The Inside Story Behind Pebble’s Demise - dvichg
https://backchannel.com/the-real-story-behind-pebbles-demise-303802a7afaa#.9uw1p6lig
======
mikestew
_The one killer app for wrist devices, at least so far, seems to be fitness.
Active people find it useful to wear something that quantifies your biometrics
and tracks your runs._

Ugh, I wished there were some way to have relayed this to the Pebble CEO a few
years back. I've been through three Pebbles, all of which were backed on
Kickstarter. But having to take the Pebble off my wrist to swap with a Garmin
before a run made this crystal clear to me: as soon as Garmin (et. al.) puts
notifications on their devices, Pebble is done. I knew the barrier was low
because I had done similar hands-on work for another large fitness-oriented
company. And when I updated my Garmin to one that had notifications and apps,
I never put my Pebble on again.

No one wears watches anymore. What would it take to get people to put
something on their wrist? Two or three years ago one need look no further than
the wrists of one's cow-orkers: fitness trackers. Be it the xTreme d00d who
wears his giant Suunto Ambit as a signal, or the office admin who just wants
to "lose a few pounds" with a $99 FitBit. I was usually met with indifference
as I went on about how nice it was to leave my phone in my pocket all day
thanks to Pebble. Until a watch renders Facebook feeds and toots, people are
going to take their phones out anyway, at least that's my guess. Take a look
at how many phone zombies have an Apple watch on their wrist (my current data
are taken from corporate halls of a large multinational that serves
caffeinated beverages, so the dataset might be skewed).

Most telling, though, was that the final Kickstarter was because they couldn't
get the money another way.

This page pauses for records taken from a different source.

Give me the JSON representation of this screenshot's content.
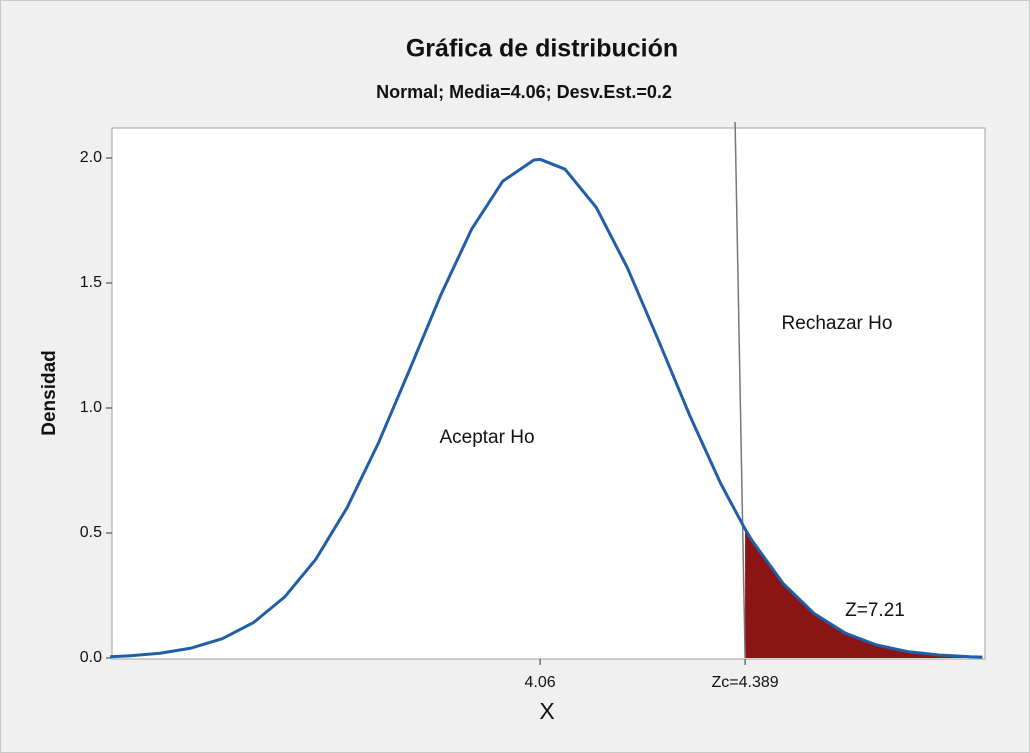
{
  "chart_data": {
    "type": "line",
    "title": "Gráfica de distribución",
    "subtitle": "Normal; Media=4.06; Desv.Est.=0.2",
    "x_label": "X",
    "y_label": "Densidad",
    "x": [
      3.37,
      3.4,
      3.45,
      3.5,
      3.55,
      3.6,
      3.65,
      3.7,
      3.75,
      3.8,
      3.85,
      3.9,
      3.95,
      4.0,
      4.05,
      4.06,
      4.1,
      4.15,
      4.2,
      4.25,
      4.3,
      4.35,
      4.389,
      4.4,
      4.45,
      4.5,
      4.55,
      4.6,
      4.65,
      4.7,
      4.75,
      4.77
    ],
    "values": [
      0.0052,
      0.0086,
      0.0191,
      0.0396,
      0.0772,
      0.1416,
      0.2439,
      0.3947,
      0.6,
      0.8569,
      1.1497,
      1.4484,
      1.7147,
      1.9069,
      1.9922,
      1.9947,
      1.9552,
      1.8026,
      1.5613,
      1.2703,
      0.971,
      0.6972,
      0.5156,
      0.4702,
      0.298,
      0.1773,
      0.0992,
      0.0521,
      0.0257,
      0.0119,
      0.0052,
      0.0037
    ],
    "color": "#1f5fa8",
    "area_color": "#8b1414",
    "xlim": [
      3.373,
      4.774
    ],
    "ylim": [
      0,
      2.12
    ],
    "xticks": [
      4.06,
      {
        "value": 4.389,
        "label": "Zc=4.389"
      }
    ],
    "yticks": [
      {
        "value": 0,
        "label": "0.0"
      },
      0.5,
      {
        "value": 1,
        "label": "1.0"
      },
      1.5,
      {
        "value": 2,
        "label": "2.0"
      }
    ],
    "annotations": [
      "Aceptar Ho",
      "Rechazar Ho",
      "Z=7.21"
    ]
  }
}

Two versions shipped, and they still don't have
cash to back the manufacturing of a third? At that point, I'm going to guess
that Pebble knew they were done but a "hail Mary" was worth a shot. And like
most such plays, it didn't work. They gave it a good go, missed the market a
fair bit, but at a minimum I'd say that the team can be credited with getting
the ball rolling even if they didn't ultimately benefit from it.